GOOGLE has lost a Court of Appeal bid to prevent British consumers having the right to sue it in the UK over breach of privacy.
Lawyers say the ruling potentially “opens the door for litigation by millions of British Apple users”.
The decision is a victory for a group fighting for the right to take action in the English courts over the internet giant’s Apple Safari internet browser.
They include editor and publisher Judith Vidal-Hall and Robert Hann and Marc Bradshaw, who are both IT security company directors.
They accuse Google of collecting private information without their knowledge and consent between summer 2011 and spring 2012, using cookies in order to target them with personalised advertisements.
A High Court judge rejected a Google attempt to block the litigation and yesterday three appeal judges upheld his decision, saying the claims “raise serious issues which merit a trial”.
The appeal judges paved the way for legal action to go ahead when they ruled, despite Google arguments to the contrary, that misuse of private information was a tort – a civil wrong in English law – for the purposes of the rules governing service out of the jurisdiction.
They also rejected Google’s argument that the action could only go ahead under the 1998 Data Protection Act if there had been a financial loss.
The judges ruled that was too restrictive an interpretation of the law and would undermine its objective of protecting the right of privacy of individuals and their personal data.
Ms Vidal-Hall welcomed the decision and said: “This is a David and Goliath victory.
“The Court of Appeal has ensured Google cannot use its vast resources to evade English justice.
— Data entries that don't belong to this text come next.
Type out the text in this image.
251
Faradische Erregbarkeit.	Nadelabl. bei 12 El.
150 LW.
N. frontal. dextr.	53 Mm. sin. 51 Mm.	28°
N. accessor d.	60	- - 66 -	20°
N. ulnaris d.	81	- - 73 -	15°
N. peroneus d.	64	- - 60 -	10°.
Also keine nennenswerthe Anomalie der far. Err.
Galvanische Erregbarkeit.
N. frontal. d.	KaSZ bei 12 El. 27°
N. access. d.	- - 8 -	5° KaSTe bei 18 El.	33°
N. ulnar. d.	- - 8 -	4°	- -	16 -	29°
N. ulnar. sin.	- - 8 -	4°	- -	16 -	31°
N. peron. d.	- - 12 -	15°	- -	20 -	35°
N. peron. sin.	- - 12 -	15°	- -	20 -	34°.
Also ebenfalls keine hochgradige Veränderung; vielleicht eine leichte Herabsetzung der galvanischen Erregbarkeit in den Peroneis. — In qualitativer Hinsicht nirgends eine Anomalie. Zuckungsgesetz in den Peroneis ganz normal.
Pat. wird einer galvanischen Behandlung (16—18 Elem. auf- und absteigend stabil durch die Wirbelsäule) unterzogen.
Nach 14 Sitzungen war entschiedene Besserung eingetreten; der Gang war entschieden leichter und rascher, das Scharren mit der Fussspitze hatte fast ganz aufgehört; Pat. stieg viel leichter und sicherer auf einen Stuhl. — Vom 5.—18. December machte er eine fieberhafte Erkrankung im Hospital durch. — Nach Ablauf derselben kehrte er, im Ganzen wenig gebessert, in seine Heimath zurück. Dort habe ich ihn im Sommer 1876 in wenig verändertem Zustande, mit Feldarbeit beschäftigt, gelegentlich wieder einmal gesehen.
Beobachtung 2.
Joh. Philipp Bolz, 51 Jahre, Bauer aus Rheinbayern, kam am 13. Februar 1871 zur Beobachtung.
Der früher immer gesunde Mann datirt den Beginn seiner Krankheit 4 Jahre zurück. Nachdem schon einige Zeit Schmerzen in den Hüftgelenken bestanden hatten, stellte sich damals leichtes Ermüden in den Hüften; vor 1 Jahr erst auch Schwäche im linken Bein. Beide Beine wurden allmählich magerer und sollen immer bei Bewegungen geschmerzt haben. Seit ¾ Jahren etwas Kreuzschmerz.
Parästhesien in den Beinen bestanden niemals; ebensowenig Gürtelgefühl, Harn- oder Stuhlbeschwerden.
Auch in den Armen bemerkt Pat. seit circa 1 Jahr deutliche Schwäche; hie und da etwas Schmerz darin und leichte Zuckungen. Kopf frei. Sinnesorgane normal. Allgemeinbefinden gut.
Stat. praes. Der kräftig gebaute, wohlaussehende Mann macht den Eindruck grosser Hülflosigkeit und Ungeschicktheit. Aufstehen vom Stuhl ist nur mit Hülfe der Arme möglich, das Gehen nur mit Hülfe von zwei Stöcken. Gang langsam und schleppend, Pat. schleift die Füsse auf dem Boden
Ordinary computer users like me will now have the right to hold this giant to account before the courts for its unacceptable, immoral and unjust actions.”
Law firm Olswang, which represented the three claimants, said the ruling potentially opens the door to litigation by millions of Britons who used Apple computers, iPhones, iPods and iPads during the relevant period of summer 2011 and spring 2012.
Dan Tench, partner at Olswang, said: This is an important decision by the Court of Appeal that prevents Google from evading or trivialising these very serious intrusions into the privacy of British consumers.
“Google, a company that makes billions from advertising knowledge, claims that it was unaware that it was secretly tracking Apple users for a period of nine months, and had argued that no harm was done because the matter was trivial, as consumers had not lost out financially.
“The Court of Appeal saw these arguments for what they are: a breach of consumers’ civil rights and actionable before the English courts. We look forward to holding Google to account for its actions.”
Jonathan Hawker represents the Google Action Group, a not-for-profit company set up to manage claims against the internet giant for breach of privacy through the Safari workaround.
Mr Hawker said: “Anyone who used the Safari browser during the relevant period now has the right to join our claim against Google.”
A Google spokesman said: “We’re disappointed with the court’s decision, and are considering our options.”